Aunt Emm and I looked at each other. Blimey. That was close! Thank goodness Granddad hadn’t gotten around to fixing the creaking tread on he stairs yet. Aunt Emm got off the bed and straightened herself up. She gave me a naughty smile. ‘Enjoy that did you?’ I nodded. ‘Dirty little sod.’
Yeah, like it was my fault.
She unscrewed the bottle of pop, R. White’s Soda Cream, our favourite, and poured some into our glasses. I must have been thirsty because I downed mine in one, resulting in a loud burp. I grinned at Aunt Emm ‘More tea vicar?’
‘Pig!’ But she laughed. ‘Do you know what dad keeps in the shed?’
‘Yeah, every old nut bolt nail screw hinge and rusty god knows what in the world.’ She opened a draw in her dresser, rummaged under some stuff, and handed me a moth-eaten A5 sized magazine. ‘These.’
On the cover was a photo of a lady in stockings and high heels, and massive tits, squeezed into a corset. ‘He’s got hundreds of them. All stacked up at the back under a tarp.’ ‘Blimey.’ It was called something like Glamour Fanfare. But probably wasn’t. I didn’t know what to do. I just stood there holding it. Embarrassed. ‘Well go on then, have a look. Don’t pretend you don’t want to.’ I sat on the bed and opened it up. Aunt Emm came and sat next to me.
It was the first time I saw female pubic hair. And to be honest it came as a bit of a shock. I thought was some sort of fluffy bikini bottom, and said so.
‘Don’t be daft. That’s her cunt.’ ‘What?’ ‘Her cunt, fanny, minge.’
‘Blimey!’
I’d never heard Aunt Emm use words like that. But they were common insults in the playground. You were a stupid cunt, a hopeless minge or a fucking fanny faced bum burglar. But mostly a mong. None of us knew they were names for ladies’ front bottoms. Or indeed, as I said, that they even had a bottom at the front.
‘You’ve never seen one have you?’ She had me there. ‘Want to see mine?’
I shrugged. ‘Well don’t look so bloody keen!’ She stood up. Undid her jeans and stepped out of them. Her knickers were pink. And quite big. And not at all sexy. She took them down. And there it was. My first real life in the flesh fanny. I looked up at Aunt Emm. She smiled. ‘Do you want to touch it?’
I wasn’t sure. It was all a bit…. I don’t know. New? I was embarrassed. This was a level up from doctors and nurses. ‘I’d like it if you touched it.’

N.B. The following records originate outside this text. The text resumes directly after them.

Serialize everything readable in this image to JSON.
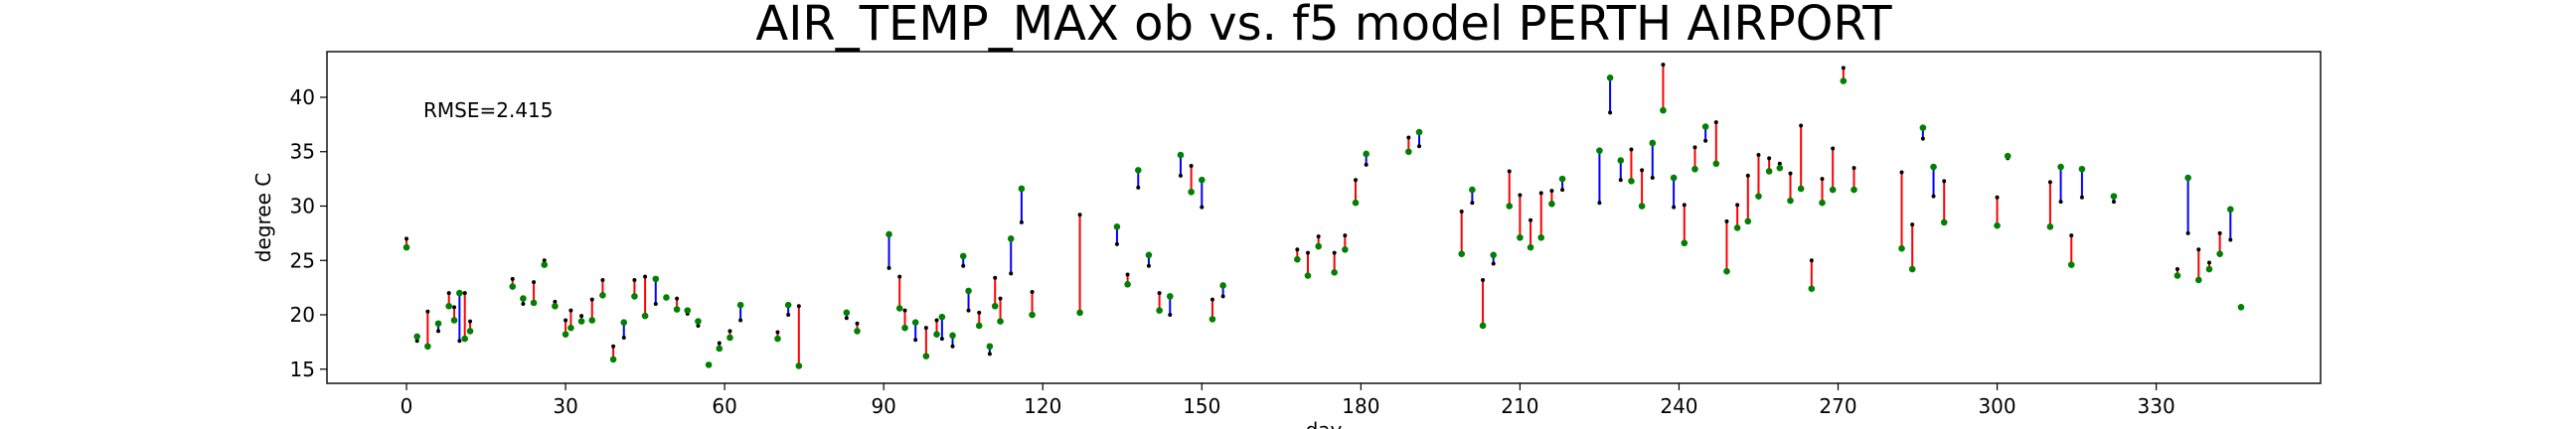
{
  "chart_data": {
    "type": "scatter",
    "title": "AIR_TEMP_MAX  ob vs. f5  model  PERTH AIRPORT",
    "xlabel": "day",
    "ylabel": "degree C",
    "annotation": "RMSE=2.415",
    "xlim": [
      -15,
      361
    ],
    "ylim": [
      13.7,
      44.2
    ],
    "xticks": [
      0,
      30,
      60,
      90,
      120,
      150,
      180,
      210,
      240,
      270,
      300,
      330
    ],
    "yticks": [
      15,
      20,
      25,
      30,
      35,
      40
    ],
    "grid": false,
    "legend": "none",
    "colors": {
      "model_above": "#ff0000",
      "model_below": "#0000ff",
      "ob_marker": "#008000",
      "model_marker": "#000000"
    },
    "series": [
      {
        "name": "ob",
        "x": [
          0,
          2,
          4,
          6,
          8,
          9,
          10,
          11,
          12,
          20,
          22,
          24,
          26,
          28,
          30,
          31,
          33,
          35,
          37,
          39,
          41,
          43,
          45,
          47,
          49,
          51,
          53,
          55,
          57,
          59,
          61,
          63,
          70,
          72,
          74,
          83,
          85,
          91,
          93,
          94,
          96,
          98,
          100,
          101,
          103,
          105,
          106,
          108,
          110,
          111,
          112,
          114,
          116,
          118,
          127,
          134,
          136,
          138,
          140,
          142,
          144,
          146,
          148,
          150,
          152,
          154,
          168,
          170,
          172,
          175,
          177,
          179,
          181,
          189,
          191,
          199,
          201,
          203,
          205,
          208,
          210,
          212,
          214,
          216,
          218,
          225,
          227,
          229,
          231,
          233,
          235,
          237,
          239,
          241,
          243,
          245,
          247,
          249,
          251,
          253,
          255,
          257,
          259,
          261,
          263,
          265,
          267,
          269,
          271,
          273,
          282,
          284,
          286,
          288,
          290,
          300,
          302,
          310,
          312,
          314,
          316,
          322,
          334,
          336,
          338,
          340,
          342,
          344,
          346
        ],
        "y": [
          26.2,
          18,
          17.1,
          19.2,
          20.8,
          19.5,
          22,
          17.8,
          18.5,
          22.6,
          21.5,
          21.1,
          24.6,
          20.8,
          18.2,
          18.8,
          19.4,
          19.5,
          21.8,
          15.9,
          19.3,
          21.7,
          19.9,
          23.3,
          21.6,
          20.5,
          20.4,
          19.4,
          15.4,
          16.9,
          17.9,
          20.9,
          17.8,
          20.9,
          15.3,
          20.2,
          18.5,
          27.4,
          20.6,
          18.8,
          19.3,
          16.2,
          18.2,
          19.8,
          18.1,
          25.4,
          22.2,
          19,
          17.1,
          20.8,
          19.4,
          27,
          31.6,
          20,
          20.2,
          28.1,
          22.8,
          33.3,
          25.5,
          20.4,
          21.7,
          34.7,
          31.3,
          32.4,
          19.6,
          22.7,
          25.1,
          23.6,
          26.3,
          23.9,
          26,
          30.3,
          34.8,
          35,
          36.8,
          25.6,
          31.5,
          19,
          25.5,
          30,
          27.1,
          26.2,
          27.1,
          30.2,
          32.5,
          35.1,
          41.8,
          34.2,
          32.3,
          30,
          35.8,
          38.8,
          32.6,
          26.6,
          33.4,
          37.3,
          33.9,
          24,
          28,
          28.6,
          30.9,
          33.2,
          33.5,
          30.5,
          31.6,
          22.4,
          30.3,
          31.5,
          41.5,
          31.5,
          26.1,
          24.2,
          37.2,
          33.6,
          28.5,
          28.2,
          34.6,
          28.1,
          33.6,
          24.6,
          33.4,
          30.9,
          23.6,
          32.6,
          23.2,
          24.2,
          25.6,
          29.7,
          20.7
        ]
      },
      {
        "name": "f5",
        "x": [
          0,
          2,
          4,
          6,
          8,
          9,
          10,
          11,
          12,
          20,
          22,
          24,
          26,
          28,
          30,
          31,
          33,
          35,
          37,
          39,
          41,
          43,
          45,
          47,
          49,
          51,
          53,
          55,
          57,
          59,
          61,
          63,
          70,
          72,
          74,
          83,
          85,
          91,
          93,
          94,
          96,
          98,
          100,
          101,
          103,
          105,
          106,
          108,
          110,
          111,
          112,
          114,
          116,
          118,
          127,
          134,
          136,
          138,
          140,
          142,
          144,
          146,
          148,
          150,
          152,
          154,
          168,
          170,
          172,
          175,
          177,
          179,
          181,
          189,
          191,
          199,
          201,
          203,
          205,
          208,
          210,
          212,
          214,
          216,
          218,
          225,
          227,
          229,
          231,
          233,
          235,
          237,
          239,
          241,
          243,
          245,
          247,
          249,
          251,
          253,
          255,
          257,
          259,
          261,
          263,
          265,
          267,
          269,
          271,
          273,
          282,
          284,
          286,
          288,
          290,
          300,
          302,
          310,
          312,
          314,
          316,
          322,
          334,
          336,
          338,
          340,
          342,
          344,
          346
        ],
        "y": [
          27,
          17.6,
          20.3,
          18.5,
          22,
          20.7,
          17.6,
          22,
          19.4,
          23.3,
          21,
          23,
          25,
          21.2,
          19.5,
          20.4,
          19.9,
          21.4,
          23.2,
          17.1,
          17.9,
          23.2,
          23.5,
          21,
          21.5,
          21.5,
          20.1,
          19,
          15.3,
          17.4,
          18.5,
          19.5,
          18.4,
          20,
          20.8,
          19.7,
          19.2,
          24.3,
          23.5,
          20.4,
          17.7,
          18.8,
          19.5,
          17.8,
          17.1,
          24.5,
          20.4,
          20.2,
          16.4,
          23.4,
          21.5,
          23.8,
          28.5,
          22.1,
          29.2,
          26.5,
          23.7,
          31.7,
          24.5,
          22,
          20,
          32.8,
          33.7,
          29.9,
          21.4,
          21.7,
          26,
          25.7,
          27.2,
          25.7,
          27.3,
          32.4,
          33.8,
          36.3,
          35.5,
          29.5,
          30.3,
          23.2,
          24.7,
          33.2,
          31,
          28.7,
          31.2,
          31.4,
          31.5,
          30.3,
          38.6,
          32.4,
          35.2,
          33.3,
          32.6,
          43,
          29.9,
          30.1,
          35.4,
          36,
          37.7,
          28.6,
          30.1,
          32.8,
          34.7,
          34.4,
          33.9,
          33,
          37.4,
          25,
          32.5,
          35.3,
          42.7,
          33.5,
          33.1,
          28.3,
          36.2,
          30.9,
          32.3,
          30.8,
          34.4,
          32.2,
          30.4,
          27.3,
          30.8,
          30.4,
          24.2,
          27.5,
          26,
          24.8,
          27.5,
          26.9,
          20.8
        ]
      }
    ]
  }
}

‘Would you?’. ‘Yeah.’ So I did.
Over the next few months my Aunty Emm taught me the different ways I could finger her, to lick her clitoris, how to fuck her with he handle of a darning mushroom (you don’t see many of those now) and how to make her cum. Every time it was something new. Something exciting. Something deliciously wicked, naughty, forbidden, but oh so pleasurable.

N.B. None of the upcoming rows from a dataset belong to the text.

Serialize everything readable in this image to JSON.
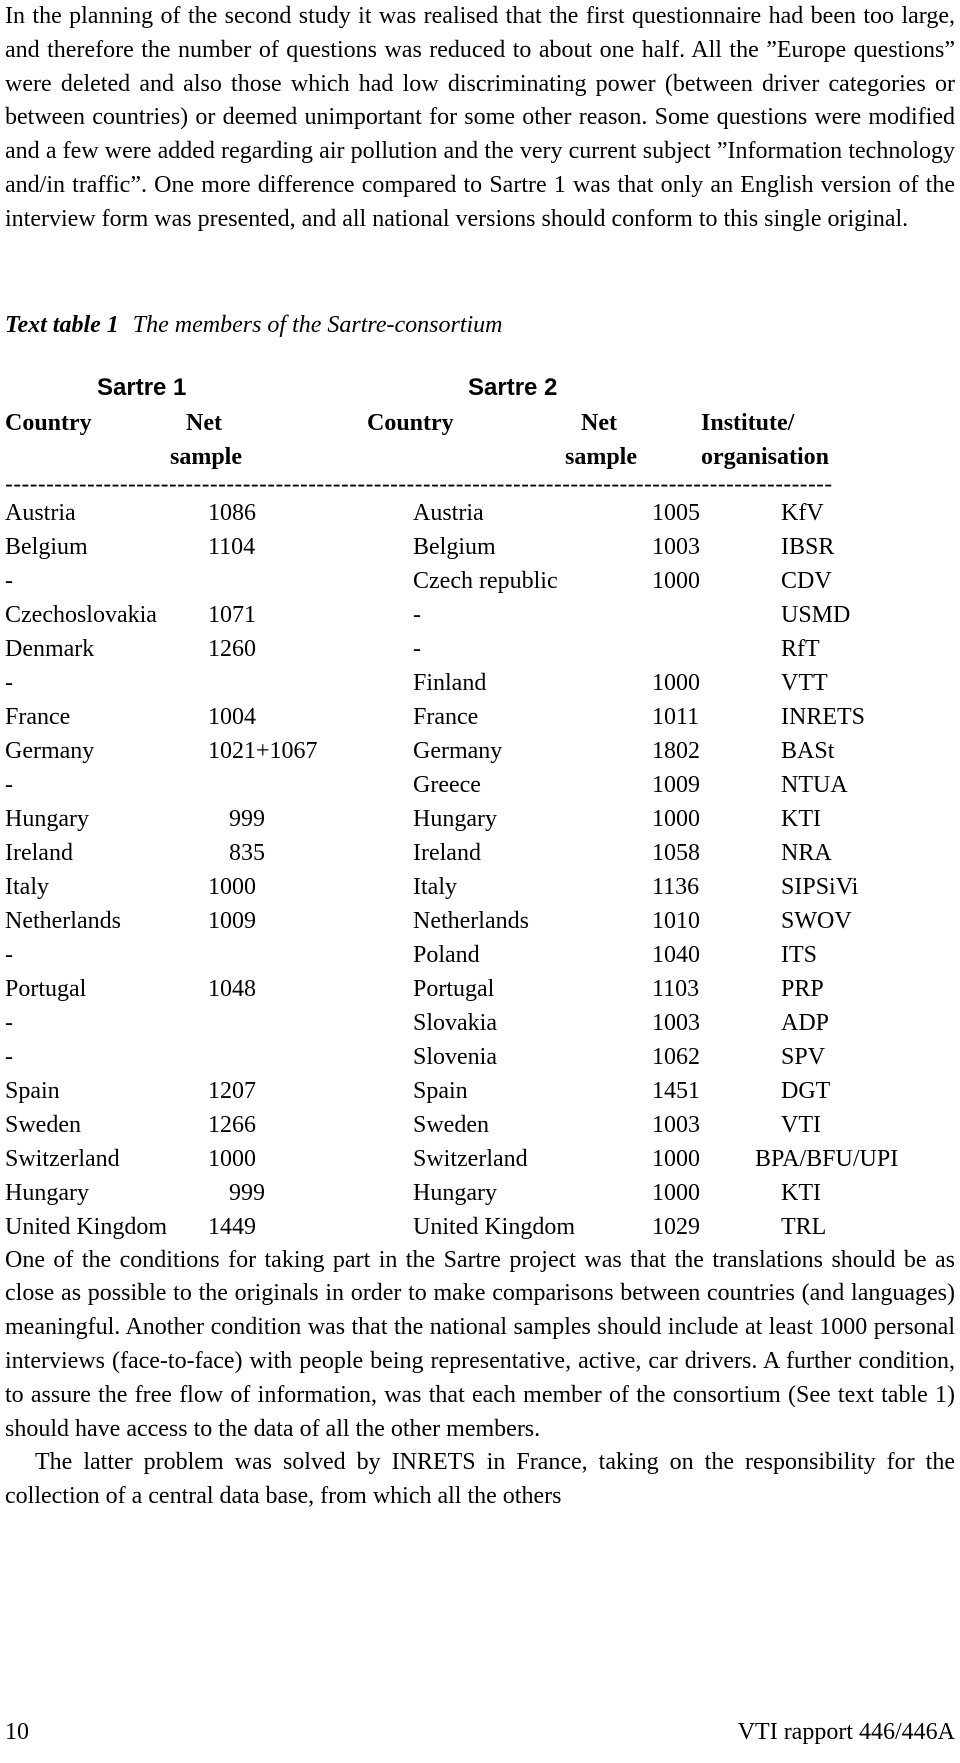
{
  "paragraphs": {
    "intro": "In the planning of the second study it was realised that the first questionnaire had been too large, and therefore the number of questions was reduced to about one half. All the ”Europe questions” were deleted and also those which had low discriminating power (between driver categories or between countries) or deemed unimportant for some other reason. Some questions were modified and a few were added regarding air pollution and the very current subject ”Information technology and/in traffic”. One more difference compared to Sartre 1 was that only an English version of the interview form was presented, and all national versions should conform to this single original.",
    "conditions": "One of the conditions for taking part in the Sartre project was that the translations should be as close as possible to the originals in order to make comparisons between countries (and languages) meaningful. Another condition was that the national samples should include at least 1000 personal interviews (face-to-face) with people being representative, active, car drivers. A further condition, to assure the free flow of information, was that each member of the consortium (See text table 1) should have access to the data of all the other members.",
    "latter": "The latter problem was solved by INRETS in France, taking on the responsibility for the collection of a central data base, from which all the others"
  },
  "table": {
    "label": "Text table 1",
    "caption": "The members of the Sartre-consortium",
    "study1": "Sartre 1",
    "study2": "Sartre 2",
    "headers": {
      "country1": "Country",
      "net1_line1": "Net",
      "net1_line2": "sample",
      "country2": "Country",
      "net2_line1": "Net",
      "net2_line2": "sample",
      "inst_line1": "Institute/",
      "inst_line2": "organisation"
    },
    "separator": "-----------------------------------------------------------------------------------------------------",
    "rows": [
      [
        "Austria",
        "1086",
        "Austria",
        "1005",
        "KfV"
      ],
      [
        "Belgium",
        "1104",
        "Belgium",
        "1003",
        "IBSR"
      ],
      [
        "-",
        "",
        "Czech republic",
        "1000",
        "CDV"
      ],
      [
        "Czechoslovakia",
        "1071",
        "-",
        "",
        "USMD"
      ],
      [
        "Denmark",
        "1260",
        "-",
        "",
        "RfT"
      ],
      [
        "-",
        "",
        "Finland",
        "1000",
        "VTT"
      ],
      [
        "France",
        "1004",
        "France",
        "1011",
        "INRETS"
      ],
      [
        "Germany",
        "1021+1067",
        "Germany",
        "1802",
        "BASt"
      ],
      [
        "-",
        "",
        "Greece",
        "1009",
        "NTUA"
      ],
      [
        "Hungary",
        "999",
        "Hungary",
        "1000",
        "KTI"
      ],
      [
        "Ireland",
        "835",
        "Ireland",
        "1058",
        "NRA"
      ],
      [
        "Italy",
        "1000",
        "Italy",
        "1136",
        "SIPSiVi"
      ],
      [
        "Netherlands",
        "1009",
        "Netherlands",
        "1010",
        "SWOV"
      ],
      [
        "-",
        "",
        "Poland",
        "1040",
        "ITS"
      ],
      [
        "Portugal",
        "1048",
        "Portugal",
        "1103",
        "PRP"
      ],
      [
        "-",
        "",
        "Slovakia",
        "1003",
        "ADP"
      ],
      [
        "-",
        "",
        "Slovenia",
        "1062",
        "SPV"
      ],
      [
        "Spain",
        "1207",
        "Spain",
        "1451",
        "DGT"
      ],
      [
        "Sweden",
        "1266",
        "Sweden",
        "1003",
        "VTI"
      ],
      [
        "Switzerland",
        "1000",
        "Switzerland",
        "1000",
        "BPA/BFU/UPI"
      ],
      [
        "Hungary",
        "999",
        "Hungary",
        "1000",
        "KTI"
      ],
      [
        "United Kingdom",
        "1449",
        "United Kingdom",
        "1029",
        "TRL"
      ]
    ]
  },
  "footer": {
    "page_number": "10",
    "report": "VTI rapport 446/446A"
  }
}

The only thing she never did was return the compliment. One time I dropped my trousers and stuck my small erection right in her face, ‘Do it to me too!’ I demanded, from the standpoint of the right to equality of the sexes. She just looked at it. Smirked and said. ‘Nah. That’s not a cock. That’s just a little shrimp. Maybe when you grow up a bit.’ The selfish bitch.
But ever since dear Aunt Emm first seduced me on that Saturday afternoon all those years ago, and introduced me to the pleasures of sex, I have always had a thing for older women.